Нийдас бросает хозяйке многозначительный взгляд, и дверь мгновенно захлопывается.
- Мы ходили к тебе домой. Разговаривали с твоей матерью, - говорю я.
Нийдас пугается. Так вот где у него слабое место!
- А что... что вы ей сказали?
- Не волнуйся, - говорю я презрительно. Презрение мое переходит в злость, и я вдруг нахожу нужные слова: - Мы не сказали твоей матери, что ее сын предатель. Да, ты предатель! За шкуру свою дрожишь, трус. Не сомневаюсь, что, если немцы захватят Таллин, ты, лишь бы выслужиться, начнешь выдавать всех честных рабочих. Ты в десять раз хуже Элиаса. Он не притворяется и не скрывается.
Я уже не могу остановиться и как следует отхлестываю словами Нийдаса. И под конец приказываю:
- Одевайся, пойдешь с нами. Выясним в штабе батальона, что ты здесь набрехал, а что правда.
В жизни не видел такого перепуганного и убитого человека. Губы у него дрожат. Он не может выговорить ни слова.
- Ладно, - говорю я, успокоившись, - сегодня мы тебя не заберем. Если ты человек, явишься завтра сам. А если шваль, так катись ко всем чертям.
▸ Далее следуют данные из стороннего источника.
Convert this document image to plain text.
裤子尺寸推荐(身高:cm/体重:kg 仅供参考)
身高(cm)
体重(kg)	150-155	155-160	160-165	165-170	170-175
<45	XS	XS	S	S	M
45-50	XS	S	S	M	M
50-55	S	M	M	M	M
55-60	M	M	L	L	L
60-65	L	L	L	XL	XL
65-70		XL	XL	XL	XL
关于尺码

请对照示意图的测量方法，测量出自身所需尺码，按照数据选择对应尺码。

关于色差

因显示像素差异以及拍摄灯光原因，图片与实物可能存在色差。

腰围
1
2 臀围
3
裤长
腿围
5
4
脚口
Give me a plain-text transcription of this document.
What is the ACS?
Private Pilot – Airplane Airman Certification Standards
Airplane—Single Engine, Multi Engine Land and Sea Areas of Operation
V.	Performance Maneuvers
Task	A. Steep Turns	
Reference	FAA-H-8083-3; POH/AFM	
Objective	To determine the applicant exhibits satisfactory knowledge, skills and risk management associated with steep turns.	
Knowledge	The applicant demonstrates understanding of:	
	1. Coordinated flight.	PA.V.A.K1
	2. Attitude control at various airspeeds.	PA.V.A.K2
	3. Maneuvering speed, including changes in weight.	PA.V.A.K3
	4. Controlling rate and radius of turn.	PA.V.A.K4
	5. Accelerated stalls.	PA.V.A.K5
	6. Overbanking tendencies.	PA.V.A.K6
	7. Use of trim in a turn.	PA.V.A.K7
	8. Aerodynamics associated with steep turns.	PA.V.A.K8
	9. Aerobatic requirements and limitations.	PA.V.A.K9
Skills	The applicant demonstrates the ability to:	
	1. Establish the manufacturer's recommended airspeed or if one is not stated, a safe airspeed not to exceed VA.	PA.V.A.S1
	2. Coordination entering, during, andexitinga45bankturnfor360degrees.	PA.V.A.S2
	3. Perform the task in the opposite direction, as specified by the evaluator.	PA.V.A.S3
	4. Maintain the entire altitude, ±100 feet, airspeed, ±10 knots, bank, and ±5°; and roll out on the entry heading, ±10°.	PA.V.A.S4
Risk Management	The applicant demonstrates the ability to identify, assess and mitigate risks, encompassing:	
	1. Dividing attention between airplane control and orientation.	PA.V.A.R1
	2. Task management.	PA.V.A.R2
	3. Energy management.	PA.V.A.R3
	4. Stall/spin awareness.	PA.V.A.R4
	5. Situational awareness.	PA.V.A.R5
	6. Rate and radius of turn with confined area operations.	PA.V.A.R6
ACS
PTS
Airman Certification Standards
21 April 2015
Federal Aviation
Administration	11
Я оставляю его в задней комнате, кричу парикмахерше, которая зазывает меня к столу, что пусть она лучше позаботится о своем нахлебничке, и мы уходим.
У меня такое чувство, будто я освободился от чего-то очень грязного и гнусного. Догадываюсь, что Нийдас не явится в батальон, но я ничуть об этом не жалею. После того как я увидел Нийдаса во всем его убогом ничтожестве, мне становится ясно, что такой, как он, никогда не сделал бы Хельги счастливой. Должен, однако, признаться, к своему стыду, что, придя к такому решению, я испытываю даже удовольствие.
- Что это за тип? - спрашивает на улице мой товарищ.
Я отвечаю ему уклончиво. Не хочется признаваться, что мы имели дело с человеком, удравшим из батальона.
Я никому не говорю про то, что видел Нийдаса. Ни Тумме, ни даже Руутхольму. Да и нри встрече с Хельги держу язык за зубами.
Потом я прихожу к мысли, что нашей санитарке следовало бы увидеть Нийдаса таким, каким увидел его я. Тогда она поняла бы, что нечего горевать о таком подонке.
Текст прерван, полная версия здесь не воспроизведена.